In the long run I believe the city needs a specialised inner city-suburb service because of the walk/wait/ride ratios involved.  When multiple routes came together as they drew closer to the city this need was met - a consistent 15 minute ONLY service is less attractive if actual journeys are shorter.  People making ten minute journeys don't want to walk 500 metres and wait 20 minutes for a bus - for  short journeys, from high density area, services have to be frequent. And should be in the democratic costing of services' cost per head delivered.  At the same time mobility of the "car less/ less car" inner city suburbs needs to addressed, allowing social movement within areas of common interests and access to social and shopping services.
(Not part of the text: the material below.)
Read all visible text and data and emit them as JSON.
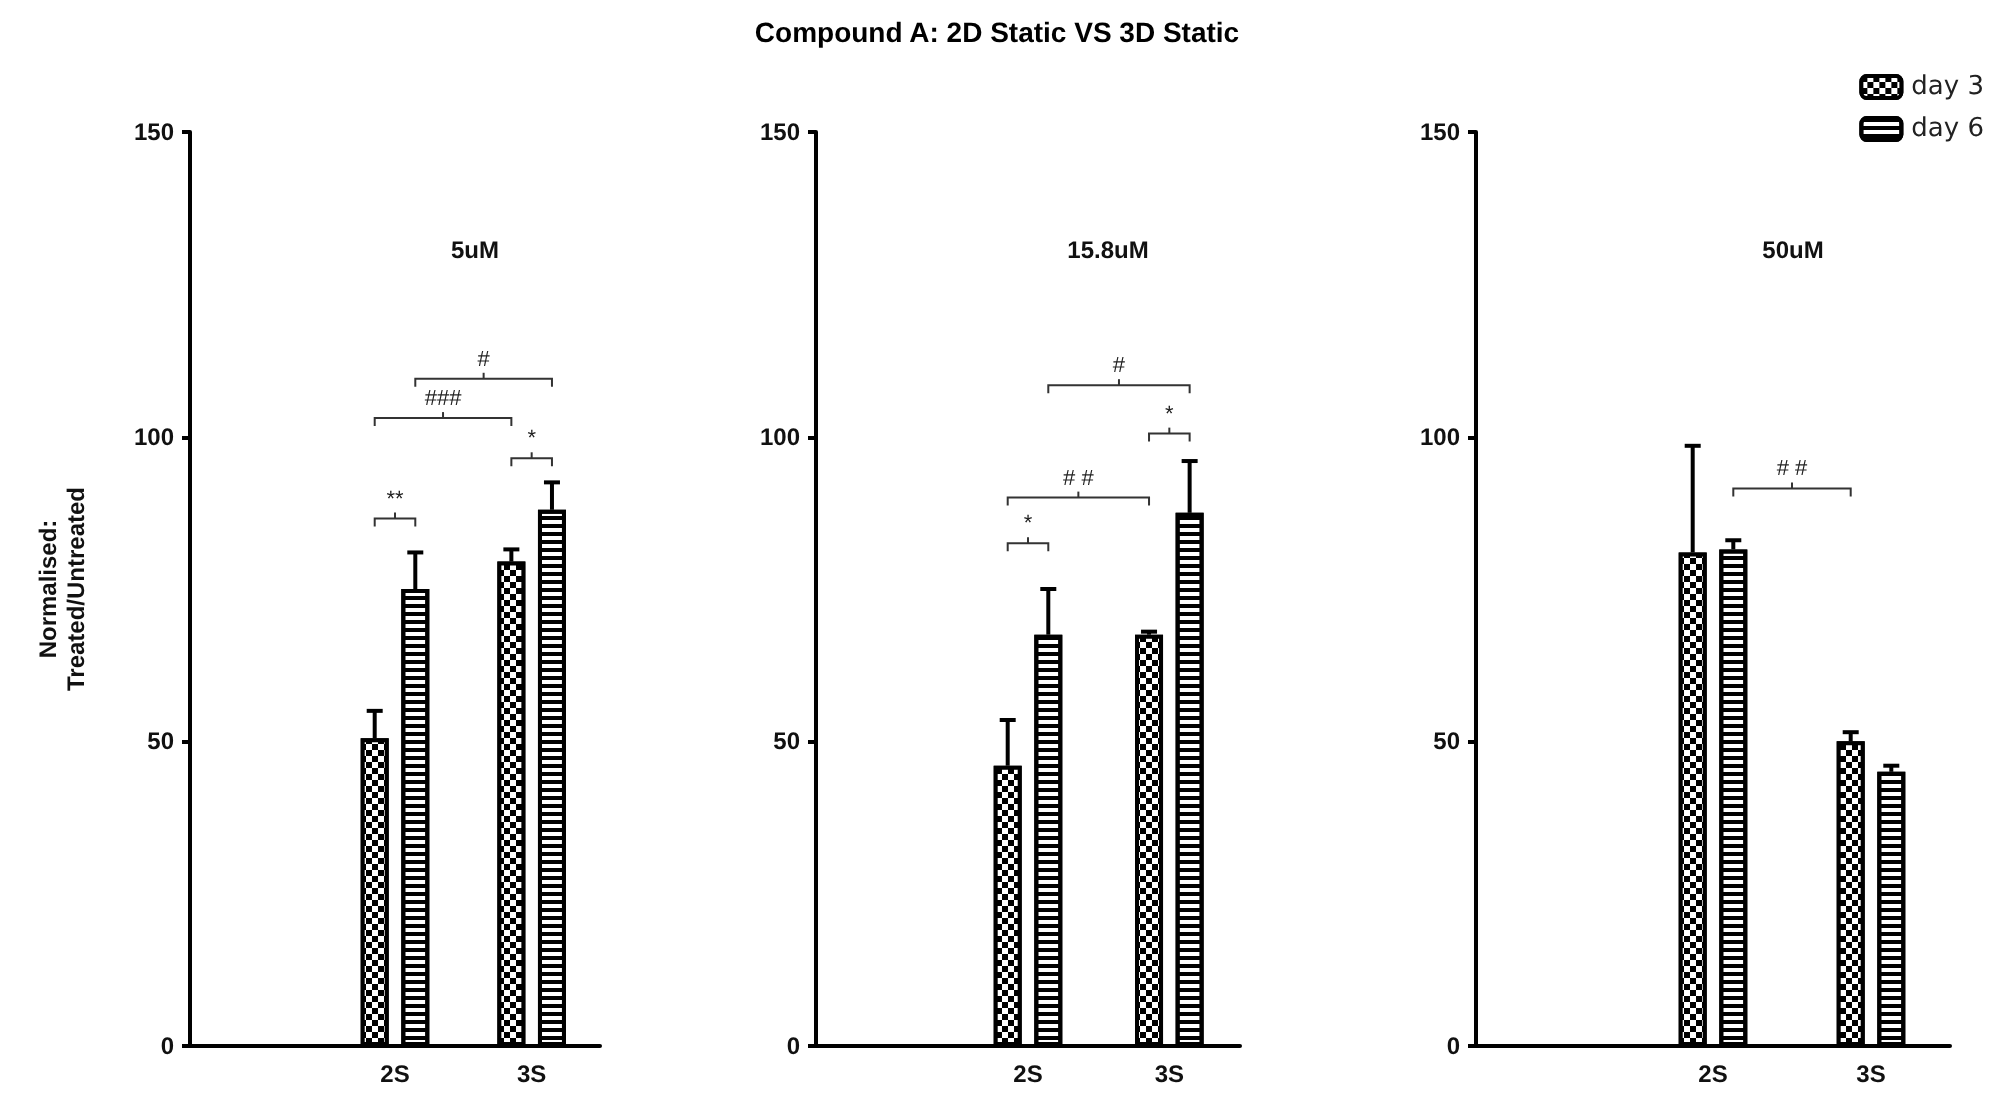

If the Council wants to attract inner city living it must actively promote the inner city as an accessible playground for residents.  Relying only on infrequent incoming and outgoing radial bus routes will not achieve that end for the L3 sector, if these services are non-existent, or only hourly; or if cross town or orbital movement is too far out for them to easily utilise.

An inner suburb & city orbital,  or perhaps X pattern route - one that links Hagley Park and Hospital, and Central Bus Exchange  to the  ring of new apartments, central city north east, St Albans, Richmond, Linwood-Stanmore, Waltham , Sydenham, Selwyn Street, Addington (except perhaps those in Riccarton well served by the current diverse route structure) could phase in between half hourly services on those other routes, both increasing total frequency and creating short hop transfer links and connections.

In the meantime I am lucky enough to live  within walking distance of Papanui Road, one of the lucky ones;  look forward to the same reliability on the Blue Line I have come to enjoy on the every 15 minutes day time service (and every 30 minutes evening service)  offered by Metrostar.

Colour branded buses at regular consistent frequency,  as delicious as ice cream.